IMG_3387The RI Food Policy Council kicked off the New Year with an organizational retreat in January 2016 at the beautiful Save the Bay center. Even though it was rainy, the water view couldn’t be beat. We had a very productive day that included welcoming our six new members and brainstorming for the year ahead. We were so grateful that everyone took the time out of their busy weekends to come together for this important gathering.

This year marks the third year of the Local Agriculture and Seafood Act (LASA) grants program, an innovative public-private partnership that provides needed and sought after funds to small and new businesses in the ag and seafood sectors. We co-manage this program in partnership with the RI Department of Environmental Management. A portion of the funds are provided from the state, with matching funds coming from generous contributions by the Henry P. Kendall Foundation, the Rhode Island Foundation, and the van Beuren Charitable Foundation. More details on the LASA program here. The big news is that it was another banner year, and we had a great response. With 71 applications received and total requested funds coming in at $1,141,596.22, the LASA Committee has a big task ahead in choosing the grant recipients for 2016.

Our work groups have been busy as well. The Economy Work Group, chaired by Jeff Powell, continues to work remotely on a handbook to guide new food businesses who need help navigating field. The Environment Work Group, chaired by Antonia Bryson, has been very busy running the Food: To Good to Waste train-the-trainer program, and providing valuable insight and information on the current state of composting regs here in RI. The Access Work Group chaired by Georgina Sarpong and Production Work Group chaired by Jennifer Bristol have plans for upcoming meetings as well. The Health Work Group, chaired by Annajane Yolken, is working on putting together an event around an topic intersection that you don’t often see (stay tuned for details!) and is also working to collect information and resources to share with a consultant who will be working to update our state of the food system assessment that was put together in 2011.

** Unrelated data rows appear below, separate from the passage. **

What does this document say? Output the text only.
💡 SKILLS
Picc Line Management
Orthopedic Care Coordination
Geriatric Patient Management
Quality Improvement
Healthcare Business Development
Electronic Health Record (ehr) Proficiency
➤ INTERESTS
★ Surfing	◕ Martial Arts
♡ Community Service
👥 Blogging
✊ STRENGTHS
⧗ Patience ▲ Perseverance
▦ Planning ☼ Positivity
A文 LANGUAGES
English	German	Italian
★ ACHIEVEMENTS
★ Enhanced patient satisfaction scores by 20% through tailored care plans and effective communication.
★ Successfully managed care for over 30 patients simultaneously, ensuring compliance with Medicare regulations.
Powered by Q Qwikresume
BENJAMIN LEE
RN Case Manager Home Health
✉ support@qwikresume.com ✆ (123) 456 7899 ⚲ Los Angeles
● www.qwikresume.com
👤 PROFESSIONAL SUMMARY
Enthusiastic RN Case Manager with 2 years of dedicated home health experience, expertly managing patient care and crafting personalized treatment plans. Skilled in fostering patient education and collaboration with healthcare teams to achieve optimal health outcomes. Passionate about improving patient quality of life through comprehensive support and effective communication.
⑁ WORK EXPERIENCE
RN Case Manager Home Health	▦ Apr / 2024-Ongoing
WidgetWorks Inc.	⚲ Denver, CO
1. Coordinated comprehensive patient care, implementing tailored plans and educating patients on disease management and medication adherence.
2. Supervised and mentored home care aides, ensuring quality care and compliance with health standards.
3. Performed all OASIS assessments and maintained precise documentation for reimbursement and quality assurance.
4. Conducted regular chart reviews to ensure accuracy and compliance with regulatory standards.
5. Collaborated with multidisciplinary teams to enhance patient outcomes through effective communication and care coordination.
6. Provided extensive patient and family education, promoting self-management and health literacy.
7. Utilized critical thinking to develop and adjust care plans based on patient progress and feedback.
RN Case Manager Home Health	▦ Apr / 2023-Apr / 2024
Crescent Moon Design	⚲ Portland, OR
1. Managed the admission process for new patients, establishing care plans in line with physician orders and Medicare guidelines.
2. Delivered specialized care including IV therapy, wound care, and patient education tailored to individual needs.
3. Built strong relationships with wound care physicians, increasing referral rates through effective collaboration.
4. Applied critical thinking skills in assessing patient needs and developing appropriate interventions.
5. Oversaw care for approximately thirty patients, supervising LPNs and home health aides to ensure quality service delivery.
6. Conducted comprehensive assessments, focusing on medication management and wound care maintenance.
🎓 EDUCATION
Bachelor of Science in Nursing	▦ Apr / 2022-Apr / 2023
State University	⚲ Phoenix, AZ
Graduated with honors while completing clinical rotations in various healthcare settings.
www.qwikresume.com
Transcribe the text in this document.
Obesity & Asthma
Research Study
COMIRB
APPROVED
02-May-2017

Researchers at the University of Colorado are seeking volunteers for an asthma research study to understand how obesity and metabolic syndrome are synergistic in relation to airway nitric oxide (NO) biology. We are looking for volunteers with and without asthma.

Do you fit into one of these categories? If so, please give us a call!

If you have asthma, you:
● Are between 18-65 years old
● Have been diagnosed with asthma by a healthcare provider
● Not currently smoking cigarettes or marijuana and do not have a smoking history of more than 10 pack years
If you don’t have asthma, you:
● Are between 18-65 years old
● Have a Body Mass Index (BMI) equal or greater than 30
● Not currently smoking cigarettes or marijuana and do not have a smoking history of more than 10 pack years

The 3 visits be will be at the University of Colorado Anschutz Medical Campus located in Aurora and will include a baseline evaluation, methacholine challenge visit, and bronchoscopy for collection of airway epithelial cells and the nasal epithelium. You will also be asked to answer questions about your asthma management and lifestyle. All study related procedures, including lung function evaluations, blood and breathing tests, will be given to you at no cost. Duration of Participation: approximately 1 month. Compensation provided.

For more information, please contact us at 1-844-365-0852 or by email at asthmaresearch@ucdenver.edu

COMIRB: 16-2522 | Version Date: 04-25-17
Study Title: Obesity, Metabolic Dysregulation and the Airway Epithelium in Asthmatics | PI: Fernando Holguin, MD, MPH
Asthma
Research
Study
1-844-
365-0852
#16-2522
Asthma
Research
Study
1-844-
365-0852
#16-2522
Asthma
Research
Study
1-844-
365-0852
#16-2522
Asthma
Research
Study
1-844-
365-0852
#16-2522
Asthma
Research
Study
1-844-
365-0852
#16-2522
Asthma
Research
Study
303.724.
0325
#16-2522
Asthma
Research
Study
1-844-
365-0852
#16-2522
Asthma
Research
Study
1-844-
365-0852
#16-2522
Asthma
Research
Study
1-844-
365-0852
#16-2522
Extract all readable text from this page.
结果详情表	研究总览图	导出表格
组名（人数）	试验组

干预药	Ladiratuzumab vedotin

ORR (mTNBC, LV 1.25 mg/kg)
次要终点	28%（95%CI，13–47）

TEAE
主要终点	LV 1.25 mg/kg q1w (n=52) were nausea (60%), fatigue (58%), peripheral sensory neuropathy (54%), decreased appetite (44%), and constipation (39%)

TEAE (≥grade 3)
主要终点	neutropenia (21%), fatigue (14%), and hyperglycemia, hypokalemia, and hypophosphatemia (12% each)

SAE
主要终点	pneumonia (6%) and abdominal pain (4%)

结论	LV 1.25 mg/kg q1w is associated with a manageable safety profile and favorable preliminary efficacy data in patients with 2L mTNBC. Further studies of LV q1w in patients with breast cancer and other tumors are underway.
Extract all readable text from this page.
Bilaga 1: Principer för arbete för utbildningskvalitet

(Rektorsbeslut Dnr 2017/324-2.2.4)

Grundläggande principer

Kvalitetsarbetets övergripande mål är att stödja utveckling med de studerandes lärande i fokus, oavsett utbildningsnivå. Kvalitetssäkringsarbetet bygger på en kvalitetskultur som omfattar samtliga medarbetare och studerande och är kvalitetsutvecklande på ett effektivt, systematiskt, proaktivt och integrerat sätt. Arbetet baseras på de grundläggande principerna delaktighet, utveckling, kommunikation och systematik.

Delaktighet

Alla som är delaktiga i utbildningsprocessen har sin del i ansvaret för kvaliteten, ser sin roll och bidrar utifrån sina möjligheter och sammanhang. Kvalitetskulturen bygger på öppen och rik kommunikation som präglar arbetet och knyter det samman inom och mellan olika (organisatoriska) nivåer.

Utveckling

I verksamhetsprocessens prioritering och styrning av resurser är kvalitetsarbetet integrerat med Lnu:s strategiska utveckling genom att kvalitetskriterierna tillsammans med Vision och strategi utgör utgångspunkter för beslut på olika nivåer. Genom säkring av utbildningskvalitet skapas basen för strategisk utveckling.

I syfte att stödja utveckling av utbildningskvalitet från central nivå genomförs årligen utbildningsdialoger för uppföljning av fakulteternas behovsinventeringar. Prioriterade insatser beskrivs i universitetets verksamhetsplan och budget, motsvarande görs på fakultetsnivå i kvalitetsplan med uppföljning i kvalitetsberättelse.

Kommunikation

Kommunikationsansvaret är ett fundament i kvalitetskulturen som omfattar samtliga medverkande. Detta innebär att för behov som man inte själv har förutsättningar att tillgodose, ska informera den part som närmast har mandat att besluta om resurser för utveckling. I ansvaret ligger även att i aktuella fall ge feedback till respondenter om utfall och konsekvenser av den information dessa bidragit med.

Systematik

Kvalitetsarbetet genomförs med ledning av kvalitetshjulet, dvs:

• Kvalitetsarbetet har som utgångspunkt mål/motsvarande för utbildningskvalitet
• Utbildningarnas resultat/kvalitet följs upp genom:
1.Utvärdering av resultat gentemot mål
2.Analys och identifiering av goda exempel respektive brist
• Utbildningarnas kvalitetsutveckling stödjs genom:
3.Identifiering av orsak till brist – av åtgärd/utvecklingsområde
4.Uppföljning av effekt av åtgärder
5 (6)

Which leads me to the news that the RIFPC will be undertaking an update of the 2011 Assessment done by Karp Resources (now called KK&P) (you can find it here). The 2011 Assessment was conducted when the RIFPC was still in formation, and the purpose was to provide a comprehensive resource for stakeholders across RI working toward a stronger food system. That we felt an update was necessary is exciting, since it has everything to do with the fact that so much has changed since 2011. Good work has been done, and more will happen this year. We look forward to seeing not only where our progress has brought us, but also where our next steps should be directed as we dive deep into 2016!